La critique et traductrice britannique, Trista Selous,
apporte son analyse sur le livre "The Invention of Hugo Cabret"
L’auteur et illustrateur américain, Brian Selznick, a accepté de contribuer a cet article concernant son livre, « The Invention of Hugo Cabret ».
Inspiré par le réalisateur français, George Méliès, « The Invention of Hugo Cabret » a été publié par Scholastic, la plus grande figure mondiale de l'édition jeunesse, et a remporté un vif succès au niveau international.
Il a obtenu le Prix Caldecott 2008 remis chaque année aux États-Unis par l’Association for Library Service to Children.
Par ailleurs, Danièle Laruelle, traductrice de la version française, L’Invention de Hugo Cabret (Éditions Bayard Jeunesse, 2008), a eu la gentillesse de traduire en français les paroles de l’auteur, et d’y ajouter quelques réflexions sur son propre rôle dans la traduction de l’œuvre.

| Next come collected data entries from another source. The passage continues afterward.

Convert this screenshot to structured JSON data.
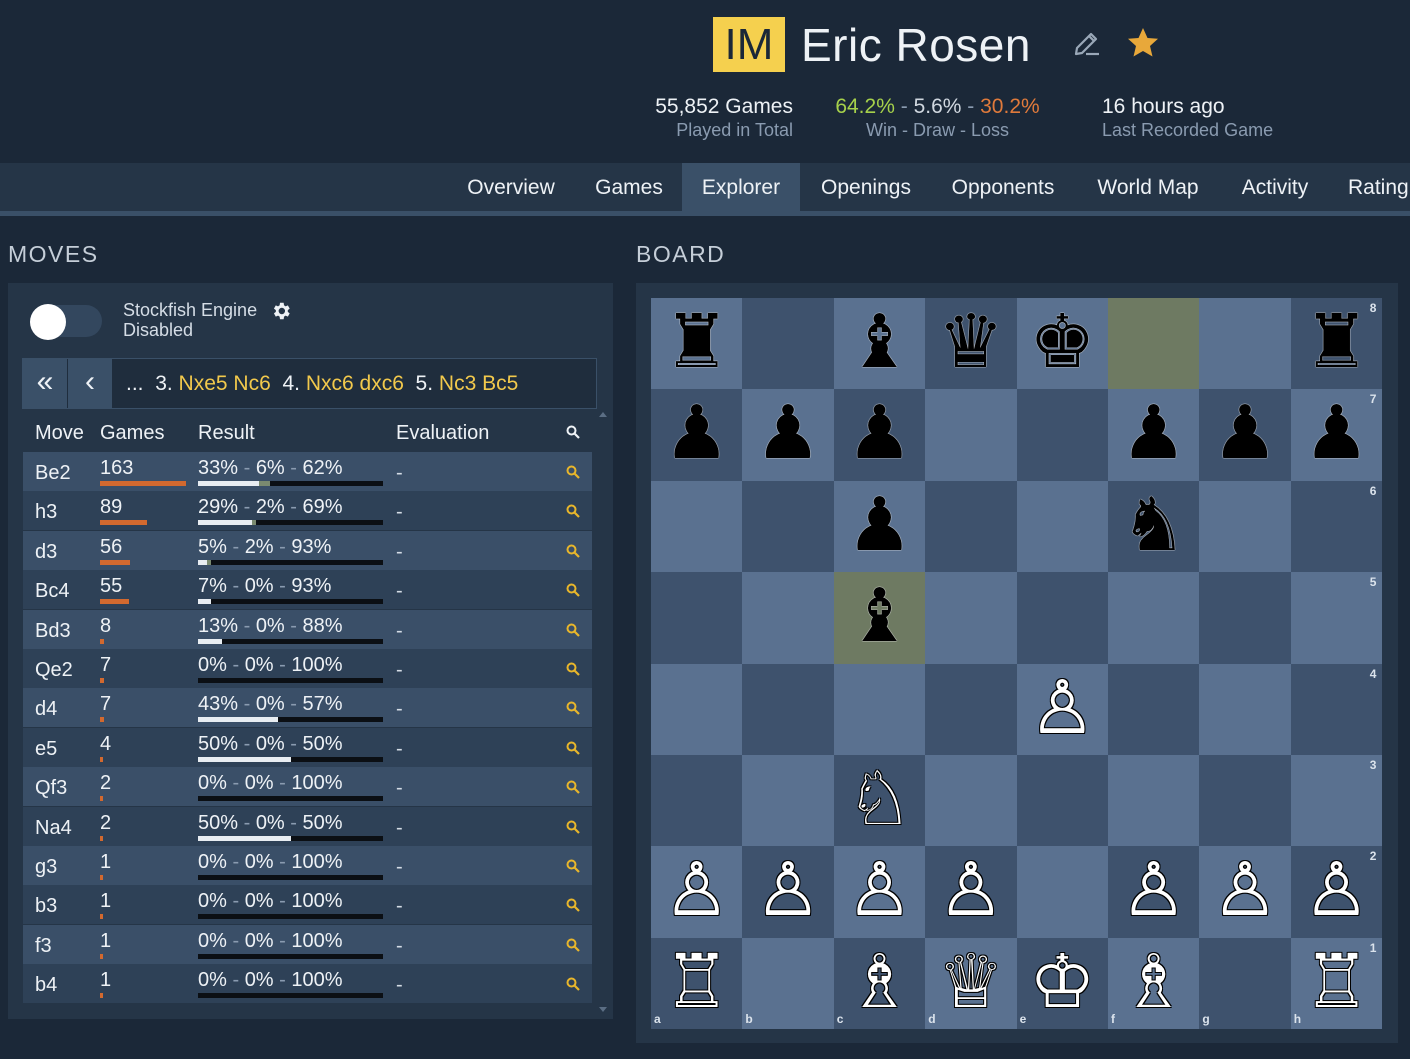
{
  "profile": {
    "title": "IM",
    "name": "Eric Rosen",
    "games_count": "55,852 Games",
    "games_label": "Played in Total",
    "win": "64.2%",
    "draw": "5.6%",
    "loss": "30.2%",
    "wdl_sep": "-",
    "wdl_label": "Win - Draw - Loss",
    "last_game": "16 hours ago",
    "last_game_label": "Last Recorded Game"
  },
  "nav": {
    "tabs": [
      "Overview",
      "Games",
      "Explorer",
      "Openings",
      "Opponents",
      "World Map",
      "Activity",
      "Rating"
    ],
    "active": "Explorer"
  },
  "moves_section": {
    "title": "MOVES",
    "engine_label": "Stockfish Engine",
    "engine_status": "Disabled",
    "first_button": "«",
    "prev_button": "‹",
    "sequence": {
      "ellipsis": "...",
      "n3": "3.",
      "m3a": "Nxe5",
      "m3b": "Nc6",
      "n4": "4.",
      "m4a": "Nxc6",
      "m4b": "dxc6",
      "n5": "5.",
      "m5a": "Nc3",
      "m5b": "Bc5"
    },
    "headers": {
      "move": "Move",
      "games": "Games",
      "result": "Result",
      "evaluation": "Evaluation"
    },
    "rows": [
      {
        "move": "Be2",
        "games": "163",
        "games_frac": 1.0,
        "w": "33%",
        "d": "6%",
        "l": "62%",
        "wf": 0.33,
        "df": 0.06,
        "eval": "-"
      },
      {
        "move": "h3",
        "games": "89",
        "games_frac": 0.546,
        "w": "29%",
        "d": "2%",
        "l": "69%",
        "wf": 0.29,
        "df": 0.02,
        "eval": "-"
      },
      {
        "move": "d3",
        "games": "56",
        "games_frac": 0.344,
        "w": "5%",
        "d": "2%",
        "l": "93%",
        "wf": 0.05,
        "df": 0.02,
        "eval": "-"
      },
      {
        "move": "Bc4",
        "games": "55",
        "games_frac": 0.337,
        "w": "7%",
        "d": "0%",
        "l": "93%",
        "wf": 0.07,
        "df": 0.0,
        "eval": "-"
      },
      {
        "move": "Bd3",
        "games": "8",
        "games_frac": 0.049,
        "w": "13%",
        "d": "0%",
        "l": "88%",
        "wf": 0.13,
        "df": 0.0,
        "eval": "-"
      },
      {
        "move": "Qe2",
        "games": "7",
        "games_frac": 0.043,
        "w": "0%",
        "d": "0%",
        "l": "100%",
        "wf": 0.0,
        "df": 0.0,
        "eval": "-"
      },
      {
        "move": "d4",
        "games": "7",
        "games_frac": 0.043,
        "w": "43%",
        "d": "0%",
        "l": "57%",
        "wf": 0.43,
        "df": 0.0,
        "eval": "-"
      },
      {
        "move": "e5",
        "games": "4",
        "games_frac": 0.025,
        "w": "50%",
        "d": "0%",
        "l": "50%",
        "wf": 0.5,
        "df": 0.0,
        "eval": "-"
      },
      {
        "move": "Qf3",
        "games": "2",
        "games_frac": 0.012,
        "w": "0%",
        "d": "0%",
        "l": "100%",
        "wf": 0.0,
        "df": 0.0,
        "eval": "-"
      },
      {
        "move": "Na4",
        "games": "2",
        "games_frac": 0.012,
        "w": "50%",
        "d": "0%",
        "l": "50%",
        "wf": 0.5,
        "df": 0.0,
        "eval": "-"
      },
      {
        "move": "g3",
        "games": "1",
        "games_frac": 0.006,
        "w": "0%",
        "d": "0%",
        "l": "100%",
        "wf": 0.0,
        "df": 0.0,
        "eval": "-"
      },
      {
        "move": "b3",
        "games": "1",
        "games_frac": 0.006,
        "w": "0%",
        "d": "0%",
        "l": "100%",
        "wf": 0.0,
        "df": 0.0,
        "eval": "-"
      },
      {
        "move": "f3",
        "games": "1",
        "games_frac": 0.006,
        "w": "0%",
        "d": "0%",
        "l": "100%",
        "wf": 0.0,
        "df": 0.0,
        "eval": "-"
      },
      {
        "move": "b4",
        "games": "1",
        "games_frac": 0.006,
        "w": "0%",
        "d": "0%",
        "l": "100%",
        "wf": 0.0,
        "df": 0.0,
        "eval": "-"
      }
    ]
  },
  "board_section": {
    "title": "BOARD",
    "files": [
      "a",
      "b",
      "c",
      "d",
      "e",
      "f",
      "g",
      "h"
    ],
    "ranks": [
      "8",
      "7",
      "6",
      "5",
      "4",
      "3",
      "2",
      "1"
    ],
    "highlight": [
      "f8",
      "c5"
    ],
    "pieces": [
      {
        "sq": "a8",
        "glyph": "♜",
        "color": "black"
      },
      {
        "sq": "c8",
        "glyph": "♝",
        "color": "black"
      },
      {
        "sq": "d8",
        "glyph": "♛",
        "color": "black"
      },
      {
        "sq": "e8",
        "glyph": "♚",
        "color": "black"
      },
      {
        "sq": "h8",
        "glyph": "♜",
        "color": "black"
      },
      {
        "sq": "a7",
        "glyph": "♟",
        "color": "black"
      },
      {
        "sq": "b7",
        "glyph": "♟",
        "color": "black"
      },
      {
        "sq": "c7",
        "glyph": "♟",
        "color": "black"
      },
      {
        "sq": "f7",
        "glyph": "♟",
        "color": "black"
      },
      {
        "sq": "g7",
        "glyph": "♟",
        "color": "black"
      },
      {
        "sq": "h7",
        "glyph": "♟",
        "color": "black"
      },
      {
        "sq": "c6",
        "glyph": "♟",
        "color": "black"
      },
      {
        "sq": "f6",
        "glyph": "♞",
        "color": "black"
      },
      {
        "sq": "c5",
        "glyph": "♝",
        "color": "black"
      },
      {
        "sq": "e4",
        "glyph": "♙",
        "color": "white"
      },
      {
        "sq": "c3",
        "glyph": "♘",
        "color": "white"
      },
      {
        "sq": "a2",
        "glyph": "♙",
        "color": "white"
      },
      {
        "sq": "b2",
        "glyph": "♙",
        "color": "white"
      },
      {
        "sq": "c2",
        "glyph": "♙",
        "color": "white"
      },
      {
        "sq": "d2",
        "glyph": "♙",
        "color": "white"
      },
      {
        "sq": "f2",
        "glyph": "♙",
        "color": "white"
      },
      {
        "sq": "g2",
        "glyph": "♙",
        "color": "white"
      },
      {
        "sq": "h2",
        "glyph": "♙",
        "color": "white"
      },
      {
        "sq": "a1",
        "glyph": "♖",
        "color": "white"
      },
      {
        "sq": "c1",
        "glyph": "♗",
        "color": "white"
      },
      {
        "sq": "d1",
        "glyph": "♕",
        "color": "white"
      },
      {
        "sq": "e1",
        "glyph": "♔",
        "color": "white"
      },
      {
        "sq": "f1",
        "glyph": "♗",
        "color": "white"
      },
      {
        "sq": "h1",
        "glyph": "♖",
        "color": "white"
      }
    ]
  },
  "icons": {
    "edit": "pencil-edit-icon",
    "favorite": "star-icon",
    "settings": "gear-icon",
    "search": "search-icon"
  },
  "colors": {
    "title_badge": "#f5d04e",
    "win": "#a6d14b",
    "loss": "#e07a3b",
    "move_highlight": "#f2c94c",
    "games_bar": "#d2692f",
    "star": "#e8a83a"
  }
}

Les contributions faites par ces deux linguistes distingués ont été recueillies par le Dr Trista Selous, traductrice anglaise agréée par l'UNESCO et membre de l'association des traducteurs du Royaume-Uni, une spécialiste du domaine cinématographique.
Dr. Trista Selous :
Vive l’hybridité !
Des albums jeunesse, du genre Où est Spot mon petit chien ? aux manga et autres BD, en passant par les livres illustrés pour adultes dont la vogue semble être passée depuis plus d’un siècle, il existe plusieurs façons bien établies de raconter une histoire à la fois en dessins et en mots. Et pourtant dessins et mots racontent de façon non seulement différente, mais à premier abord peu compatible. Les mots nous disent, et c’est à nous d’imaginer la scène que l’on percevrait dans la vie à travers les sens – de la voir par exemple, en l’« image »inant . Les dessins, eux, nous montrent des moments différents de l’histoire et nous devons comprendre la relation entre eux, souvent en faisant appel aux codes cinématographiques (champ contre-champ, plongée, zoom...). Donc là où le récit linguistique nous demande une mise en images (et sons, odeurs…), le récit en images nous exige une mise en récit.

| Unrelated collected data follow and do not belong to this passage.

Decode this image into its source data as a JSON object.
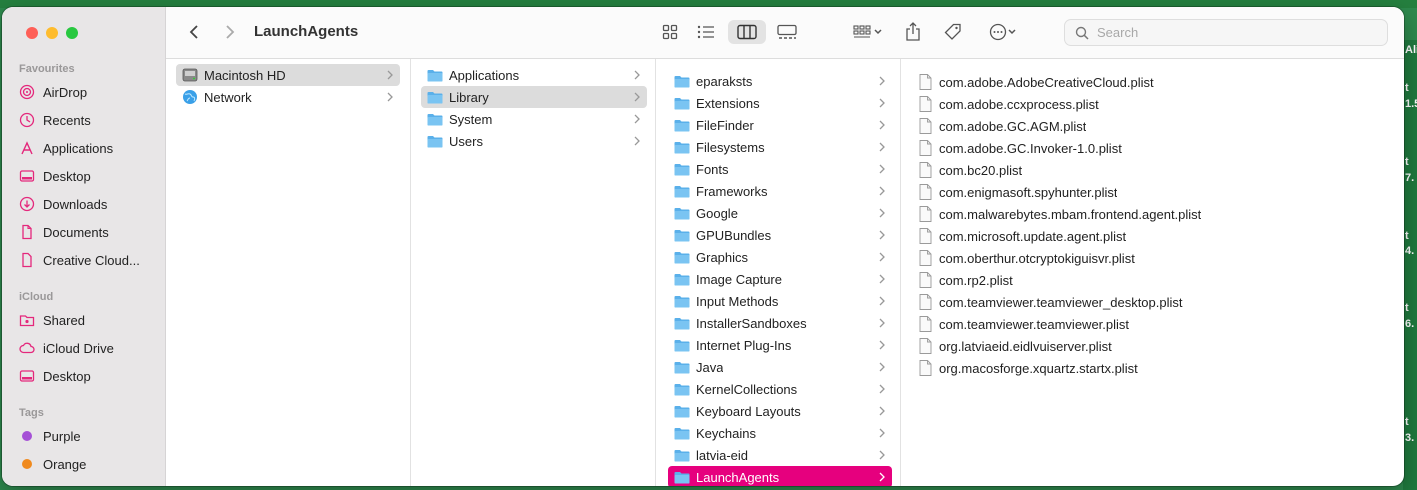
{
  "window": {
    "title": "LaunchAgents",
    "search": {
      "placeholder": "Search"
    }
  },
  "sidebar": {
    "favourites_heading": "Favourites",
    "favourites": [
      {
        "label": "AirDrop",
        "icon": "airdrop-icon"
      },
      {
        "label": "Recents",
        "icon": "clock-icon"
      },
      {
        "label": "Applications",
        "icon": "applications-icon"
      },
      {
        "label": "Desktop",
        "icon": "desktop-icon"
      },
      {
        "label": "Downloads",
        "icon": "download-icon"
      },
      {
        "label": "Documents",
        "icon": "document-icon"
      },
      {
        "label": "Creative Cloud...",
        "icon": "file-icon"
      }
    ],
    "icloud_heading": "iCloud",
    "icloud": [
      {
        "label": "Shared",
        "icon": "shared-folder-icon"
      },
      {
        "label": "iCloud Drive",
        "icon": "cloud-icon"
      },
      {
        "label": "Desktop",
        "icon": "desktop-icon"
      }
    ],
    "tags_heading": "Tags",
    "tags": [
      {
        "label": "Purple",
        "color": "#a550d6"
      },
      {
        "label": "Orange",
        "color": "#f08a1e"
      }
    ]
  },
  "columns": {
    "col1": [
      "Macintosh HD",
      "Network"
    ],
    "col2": [
      "Applications",
      "Library",
      "System",
      "Users"
    ],
    "col3": [
      "eparaksts",
      "Extensions",
      "FileFinder",
      "Filesystems",
      "Fonts",
      "Frameworks",
      "Google",
      "GPUBundles",
      "Graphics",
      "Image Capture",
      "Input Methods",
      "InstallerSandboxes",
      "Internet Plug-Ins",
      "Java",
      "KernelCollections",
      "Keyboard Layouts",
      "Keychains",
      "latvia-eid",
      "LaunchAgents"
    ],
    "col4": [
      "com.adobe.AdobeCreativeCloud.plist",
      "com.adobe.ccxprocess.plist",
      "com.adobe.GC.AGM.plist",
      "com.adobe.GC.Invoker-1.0.plist",
      "com.bc20.plist",
      "com.enigmasoft.spyhunter.plist",
      "com.malwarebytes.mbam.frontend.agent.plist",
      "com.microsoft.update.agent.plist",
      "com.oberthur.otcryptokiguisvr.plist",
      "com.rp2.plist",
      "com.teamviewer.teamviewer_desktop.plist",
      "com.teamviewer.teamviewer.plist",
      "org.latviaeid.eidlvuiserver.plist",
      "org.macosforge.xquartz.startx.plist"
    ]
  },
  "desktop_edge": {
    "fragments": [
      "Ali",
      "t",
      "1.5",
      "t",
      "7.",
      "t",
      "4.",
      "t",
      "6.",
      "t",
      "3."
    ]
  },
  "colors": {
    "accent": "#e6007e",
    "folder": "#5ab0ea",
    "sidebar_icon": "#e4287c"
  }
}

Les genres qui combinent mots et images le font tous à leur façon, mais, de nos jours, le mariage est dominé en général par celles-ci, dans le sens où la lecture d’un album ou une BD se fait sur le mode « mise en récit ». Le texte est souvent limité au dialogue ou à un minimum descriptif : une phrase ou quelques mots dont la fonction strictement narrative est de lier, parfois d’expliquer les images dans le livre, plutôt que d’en créer dans la tête du lecteur (si le texte a aussi une fonction poétique, ce sera plutôt à travers le son).

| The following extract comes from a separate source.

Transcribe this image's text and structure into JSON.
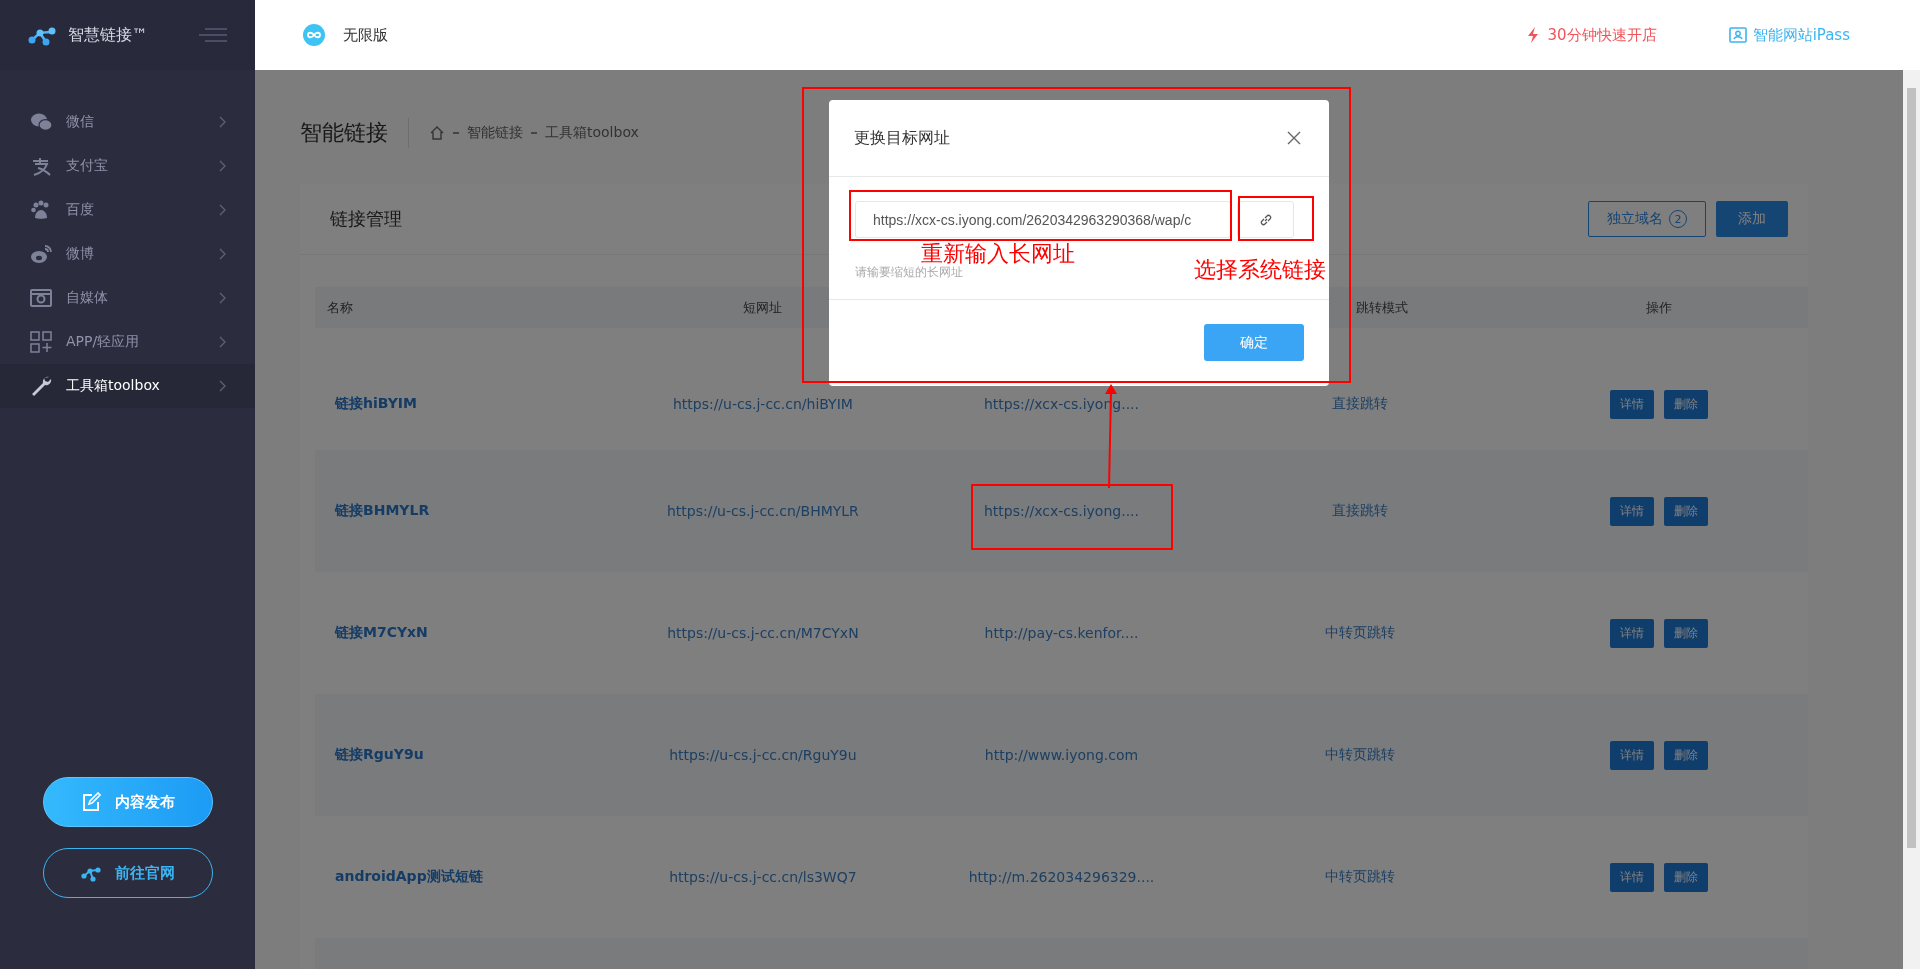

À cette règle de la dominance de l’image et du mode « mise en récit », L’Invention de Hugo Cabret semble de prime abord faire figure d’exception. C’est une histoire racontée, comme on le sait, en images et en texte, en dessins et en prose, mais séparément. On commence par les images : une belle séquence à la fois panoramique et zoom, qui part de la lune pour arriver au visage du héros, suivie d’une série qui présente les lieux de l’histoire et le personnage du marchand de jouets. En tout 21 beaux dessins au crayon, dont le réalisme touché de rêve et le noir et blanc nuancé s’accordent à – sans toutefois les imiter – ceux du cinéma muet dont il sera aussi question dans l’histoire.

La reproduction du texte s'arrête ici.